An important part of our large geology collection is known as the “Partridge Collection”. In researching this we have come across the astonishing story of one of Barnstaple’s most remarkable women.
Ethel Mary Partridge was born in Barnstaple in 1872, the daughter of pharmacist James Partridge. She was educated locally, winning prizes at the School of Art and studying both Ruskin and Geology as part of the University Extension Scheme. With a teaching certificate and licence from the Royal Academy of Music she seemed destined for a life as a piano teacher or governess.

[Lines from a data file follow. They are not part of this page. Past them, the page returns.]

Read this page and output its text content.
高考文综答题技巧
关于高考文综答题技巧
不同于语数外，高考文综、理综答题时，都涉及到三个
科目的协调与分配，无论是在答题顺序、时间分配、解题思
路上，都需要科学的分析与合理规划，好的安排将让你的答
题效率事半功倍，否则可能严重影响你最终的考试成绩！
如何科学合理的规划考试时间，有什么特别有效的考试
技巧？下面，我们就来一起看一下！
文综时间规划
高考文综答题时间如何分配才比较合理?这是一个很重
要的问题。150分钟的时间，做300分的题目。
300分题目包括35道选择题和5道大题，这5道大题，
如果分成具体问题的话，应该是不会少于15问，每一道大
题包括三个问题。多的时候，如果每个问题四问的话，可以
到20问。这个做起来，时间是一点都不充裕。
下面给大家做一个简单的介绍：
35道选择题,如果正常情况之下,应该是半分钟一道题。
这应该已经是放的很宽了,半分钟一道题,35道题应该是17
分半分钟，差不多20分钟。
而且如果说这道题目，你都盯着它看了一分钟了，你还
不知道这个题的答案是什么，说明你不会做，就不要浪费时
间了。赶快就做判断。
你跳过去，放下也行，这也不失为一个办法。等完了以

It was geology which brought Ethel into contact with the young Sri Lankan Ananda Coomaraswamy. She was already collecting the tiny fossil invertebrates of the Pilton and Marwood beds when Ananda visited North Devon as part of his studies at University College London. They married in 1902, setting off for Sri Lanka where Ananda had been appointed to carry out a geological survey. While there they explored the local craft traditions and Ethel was drawn into a deep exploration of textiles.
Both Ethel and Ananda became very significant, and their stories are far too interesting to cover here. Ananda has almost legendary status as the ground-breaking theorist who was largely responsible for introducing ancient Indian art to the West. Ethel became the first female Royal Designer for Industry and at her studio in Ditchling, taught the most important hand weavers of the 20th century.
This specimen is Echinocaris sloliensis, the “figured specimen” published as a new species by Ethel in 1909. In the paper she thanks both Ananda and her brother Fred, a talented jewellery maker – all three of them shared a love of North Devon’s geology.